Lubię zaczynać historią. A ta stojąca za niniejszym wpisem jest taka, że pracując niegdyś jako redaktorka serwisu urudowego przygotowywałam artykuł na temat szamponów i tego, czy jest sens kupować te drogie. Daily Mail wysnuł tezę (a za nią artykuł, rzecz jasna), że nie warto oraz że drogeryjne szampony niczym nie różnią się od tych ekskluzywnych. 

Zaczęłam czytać i szukać na własną rękę, aż trafiłam na historię Laboratorium Joanna. 

Lubię takie opowieści, bo - jak w wypadku wielu firm z okresu polskiej transformacji - stoją za nią przebojowość, ogromne nakłady pracy i inne ciekawe historie. Jeden ze współwłaścicieli Joanny mówił w wywiadzie (bodajże dla Angory), że ich szampony dorównują tym ekskluzywnym. W latach 90. Polki chciały wyglądać, jak kobiety na Zachodzie, ale nie miały funduszy. Trzeba było produkować kosmetyki dobrej jakości, ale w przystępnej cenie. I tak już w Joannie zostało. 

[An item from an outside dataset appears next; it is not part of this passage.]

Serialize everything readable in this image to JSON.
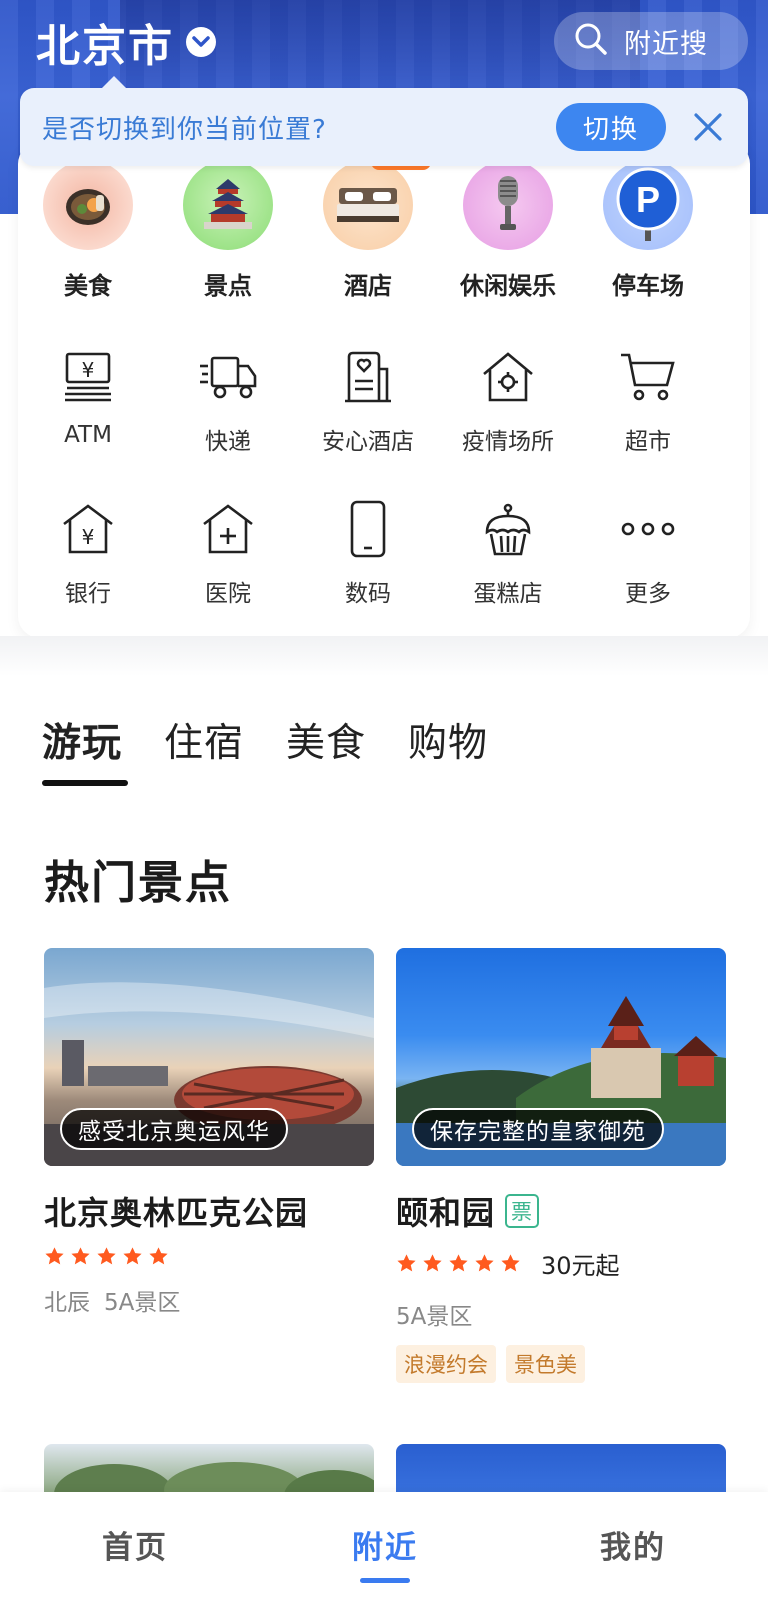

A ja zostałam przy ich szamponach.

Ponieważ jednak od pewnego czasu jestem też fanką szamponów micerlarnych, sięgnęłam po szampon z serii węgiel. 

Uroda też ma swoje trendy: a obecnie trwa szał na micele i węgiel, które oczyszczają skutecznie, acz łagodnie. 

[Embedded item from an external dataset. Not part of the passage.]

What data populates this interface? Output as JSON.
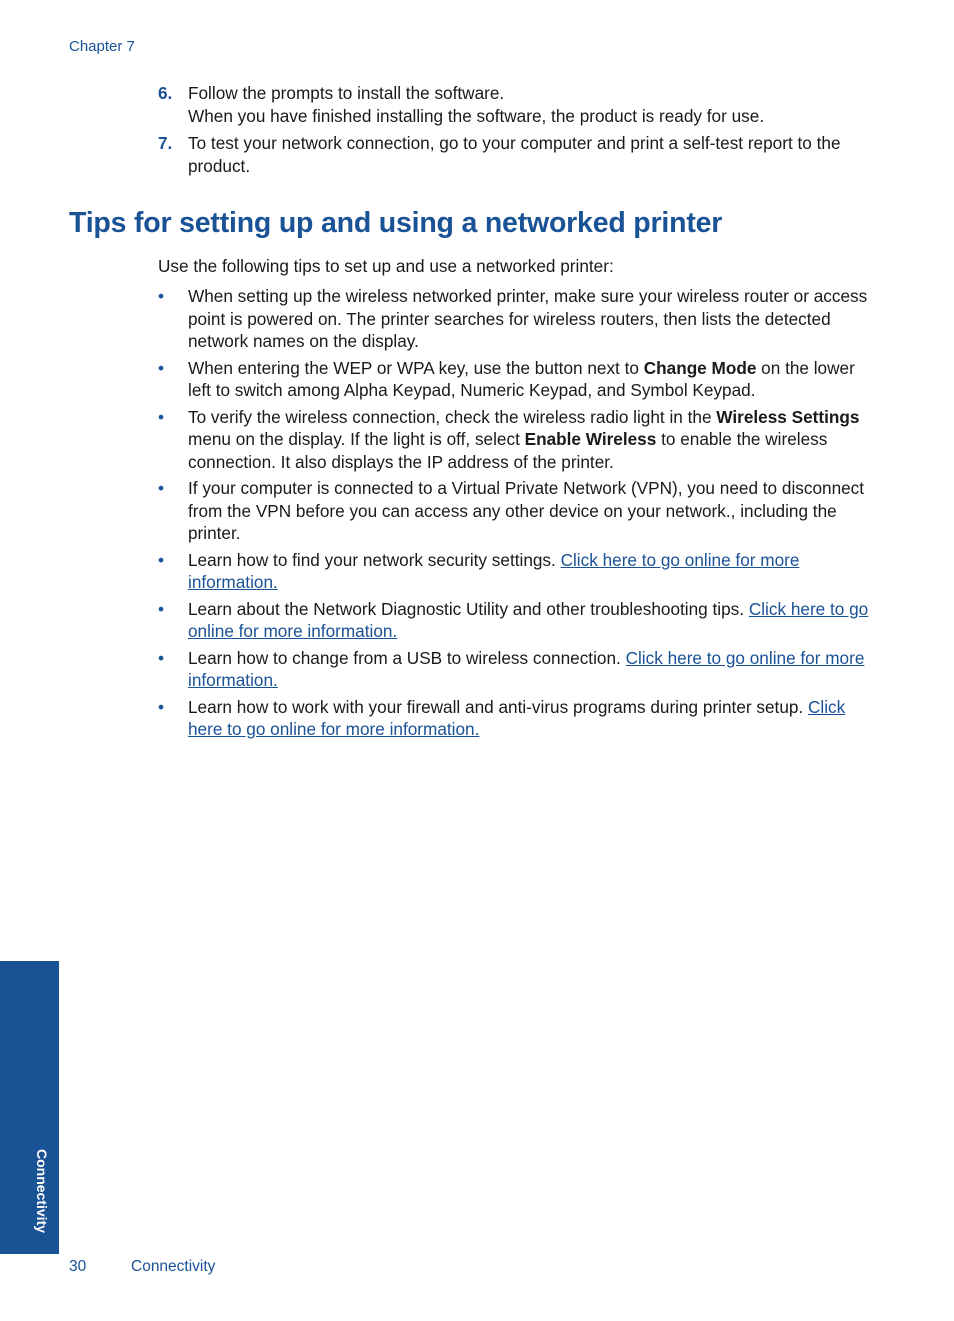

Bałam się jednak czarnego koloru. Rzeczywiście, szampon i odżywka są może nie czarne, ale grafitowe. Jak tu się tym myć? Albo inaczej: byłam pewna, że to wanna ucierpi najbardziej. Nic z tych rzeczy, bo szampon i odżywka wypłukują się do czysta. 

Ogromnym testem dla oczyszczającego szamponu jest w moim wypadku fakt, że używam też suchych szamponów, a te potrafią się uparcie trzymać włosa. Joanna świetnie sobie z tym radzi, włosy po myciu są odbite od skóry głowy, odżywka nie obciąża włosów i znacznie ułatwia rozczesywanie. 

Nie wymagam więcej, jeśli włos po umyciu wygląda zdrowo, błyszczy się i nie jest oklapnięty. Dodam jednak, że te produkty pięknie pachną, a cena „pachnie” najprzyjemniej: 6-7 zł za 200 ml szamponu (w zależności od drogerii).